In a detailed thread that generated a heated debate on X, Zach contends that the market has built everything XRP was meant to achieve: connectivity, interoperability, privacy, compliance, and orchestration. He argued that all this was accomplished without the need of XRP.
Instead, he said, stablecoins now dominate as the neutral settlement layer for cross-border payments, trading and finance. This has seen global transaction volume reaching $33 trillion in 2025, up 72% year-over-year, and stablecoins accounting for 30% of all on-chain activity.
The bizarre retail thesis of $XRP is that it will become the global reserve currency that everything trades against, the so-called “XRP standard”
Rather than trading Dollars for Euros directly, you would trade USD for XRP, and then XRP for EUR, because this makes payments…
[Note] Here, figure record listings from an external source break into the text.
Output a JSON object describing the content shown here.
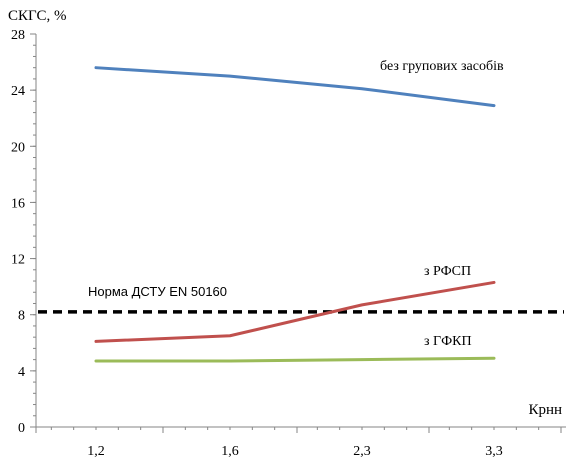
{
  "chart_data": {
    "type": "line",
    "ylabel": "СКГС, %",
    "xlabel": "Крнн",
    "categories": [
      "1,2",
      "1,6",
      "2,3",
      "3,3"
    ],
    "ylim": [
      0,
      28
    ],
    "yticks": [
      0,
      4,
      8,
      12,
      16,
      20,
      24,
      28
    ],
    "grid": false,
    "series": [
      {
        "name": "без групових засобів",
        "color": "#4f81bd",
        "values": [
          25.6,
          25.0,
          24.1,
          22.9
        ]
      },
      {
        "name": "з РФСП",
        "color": "#c0504d",
        "values": [
          6.1,
          6.5,
          8.7,
          10.3
        ]
      },
      {
        "name": "з ГФКП",
        "color": "#9bbb59",
        "values": [
          4.7,
          4.7,
          4.8,
          4.9
        ]
      }
    ],
    "reference_line": {
      "label": "Норма ДСТУ  EN 50160",
      "value": 8.2,
      "color": "#000000"
    }
  }
}
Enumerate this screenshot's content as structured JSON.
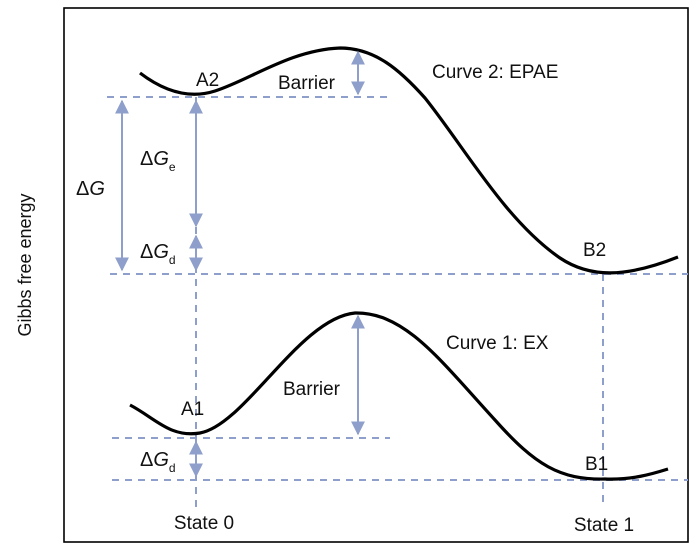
{
  "y_axis_label": "Gibbs  free energy",
  "curve2": {
    "title": "Curve 2: EPAE",
    "start_label": "A2",
    "end_label": "B2",
    "barrier_label": "Barrier"
  },
  "curve1": {
    "title": "Curve 1: EX",
    "start_label": "A1",
    "end_label": "B1",
    "barrier_label": "Barrier"
  },
  "delta_g": {
    "symbol": "Δ",
    "var": "G",
    "sub": ""
  },
  "delta_ge": {
    "symbol": "Δ",
    "var": "G",
    "sub": "e"
  },
  "delta_gd_top": {
    "symbol": "Δ",
    "var": "G",
    "sub": "d"
  },
  "delta_gd_bottom": {
    "symbol": "Δ",
    "var": "G",
    "sub": "d"
  },
  "state0_label": "State 0",
  "state1_label": "State 1",
  "colors": {
    "curve": "#000000",
    "guide": "#8f9fcb",
    "arrow": "#8f9fcb",
    "frame": "#000000"
  }
}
— Zach Rynes | CLG (@ChainLinkGod) March 15, 2026
The analyst points out that XRPL ranks outside the top 40 chains by usage, developer activity, and DeFi TVL, holding less than 1% of the RWA market and under 0.01% of stablecoin supply. Institutions like Swift, DTCC, JPMorgan, and BlackRock focus on modern infrastructure rather than a single bridge asset. A key example cited is Hyperliquid, where all positions across commodities, equities, FX, and crypto are traded against USD stablecoins to minimize liquidity fragmentation.
The thread also criticizes Ripple’s business model, claiming it socializes development costs to XRP holders via token sales, all the while privatizing revenue for equity shareholders. RLUSD, Ripple’s dollar-backed stablecoin, has reached over $1.3 billion in market cap but holds 90% of its supply on Ethereum and other chains, creating little to no XRP demand.
Similar patterns are noted across Ripple’s acquisitions and products, where funding from XRP supports initiatives that generate returns primarily for Ripple equity holders.
The analyst’s critique points to a distinct shift toward stablecoin dominance in global finance, where USD-pegged tokens have become the practical bridge asset due to liquidity, regulatory clarity, and institutional adoption. XRPL’s low market share and RLUSD’s multi-chain deployment support the argument that XRP’s bridge role has not materialized as envisioned.
$100B+ processed.
60+ markets.
51 real-time rails.
RLUSD at $1B market cap in under a year.Ripple Payments brings it all together: fiat, stablecoins, 75+ licenses, so businesses can move money globally without the patchwork: https://t.co/f5yXTWOPQk pic.twitter.com/1IpEci84d4
— Ripple (@Ripple) March 9, 2026
However, Ripple has consistently maintained that On-Demand Liquidity and growing institutional partnerships drive their XRP utility, with the company positioning itself as a full-stack payments infrastructure provider.
Within the short-term, XRP price remains decoupled from Ripple’s $100B+ volume milestones. In the long-term however, regulatory clarity and ETF inflows are poised to play a huge role in how things unravel. At the moment, the market structure tells a clear story: raw stablecoin utility is simply overtaking legacy bridge narratives.